La presse américaine, elle, est très sévère. Même Fox News, la télévision préférée du locataire de la Maison Blanche, donne la part belle à ceux qui "affirment que le cadre offre à l'Iran d'énormes avantages financiers, sans exiger le démantèlement de son infrastructure nucléaire".
Nouvelles frappes au Liban
Le texte publié par Washington et Téhéran prévoit la réouverture immédiate du détroit d'Ormuz, verrouillé par l'Iran depuis le début de la guerre, et la levée simultanée du blocus américain des ports iraniens.
Cette clause du protocole a permis une détente des marchés pétroliers, les cours du Brent reculant autour de 78 dollars, contre 60 à 70 dollars avant la guerre.
Au Liban, le chef du Hezbollah pro-Téhéran, Naïm Kassem, voit lui aussi dans cet accord une "grande victoire" pour l'Iran, qu'il a remercié d'avoir insisté pour que le front libanais en fasse partie.
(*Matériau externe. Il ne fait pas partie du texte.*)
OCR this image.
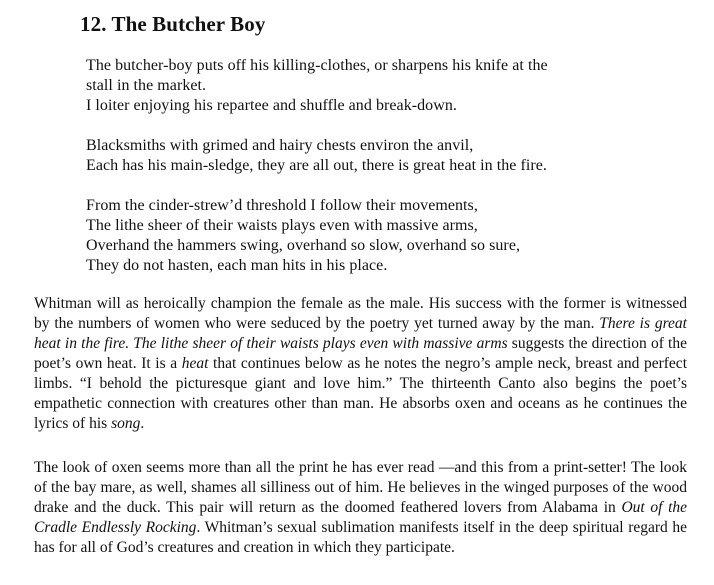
12. The Butcher Boy
The butcher-boy puts off his killing-clothes, or sharpens his knife at the
stall in the market.
I loiter enjoying his repartee and shuffle and break-down.
Blacksmiths with grimed and hairy chests environ the anvil,
Each has his main-sledge, they are all out, there is great heat in the fire.
From the cinder-strew’d threshold I follow their movements,
The lithe sheer of their waists plays even with massive arms,
Overhand the hammers swing, overhand so slow, overhand so sure,
They do not hasten, each man hits in his place.

Whitman will as heroically champion the female as the male. His success with the former is witnessed by the numbers of women who were seduced by the poetry yet turned away by the man. There is great heat in the fire. The lithe sheer of their waists plays even with massive arms suggests the direction of the poet’s own heat. It is a heat that continues below as he notes the negro’s ample neck, breast and perfect limbs. “I behold the picturesque giant and love him.” The thirteenth Canto also begins the poet’s empathetic connection with creatures other than man. He absorbs oxen and oceans as he continues the lyrics of his song.

The look of oxen seems more than all the print he has ever read —and this from a print-setter! The look of the bay mare, as well, shames all silliness out of him. He believes in the winged purposes of the wood drake and the duck. This pair will return as the doomed feathered lovers from Alabama in Out of the Cradle Endlessly Rocking. Whitman’s sexual sublimation manifests itself in the deep spiritual regard he has for all of God’s creatures and creation in which they participate.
Il a appelé à "tirer profit" de ce texte pour "expulser Israël" du territoire libanais, exhortant Beyrouth à arrêter les négociations directes avec Israël, engagées depuis avril sous l'égide de Washington.
Le président libanais Joseph Aoun avait auparavant assuré que ce processus était "indépendant" de l'accord américano-iranien, auquel Israël n'a pas été associé.
Depuis l'annonce lundi de la conclusion de cet accord, au moins huit personnes ont été tuées au Liban dans des frappes israéliennes, dont trois jeudi.
Deux mois pour négocier
Après l'annonce des grandes lignes, le plus dur reste à faire avec des discussions ces 60 prochains jours autour du programme nucléaire iranien, au coeur de la discorde entre les deux pays ennemis depuis des décennies.
Le protocole évoque un mécanisme permettant de traiter les stocks d'uranium hautement enrichi "en recourant, au minimum, à une méthode de dilution sur place sous la supervision de l'AIEA (Agence internationale de l'énergie atomique)" - une "victoire majeure" selon Washington.
Dans la foulée, l'instance onusienne s'est dite prête à commencer à définir des "mesures concrètes".
Les Etats-Unis s'engagent par ailleurs, en cas d'accord définitif, à faciliter "avec leurs partenaires régionaux", notamment du Golfe, le déblocage d'un fonds de 300 milliards de dollars pour la reconstruction et le développement économique de l'Iran, sans que cela implique une quelconque participation financière américaine.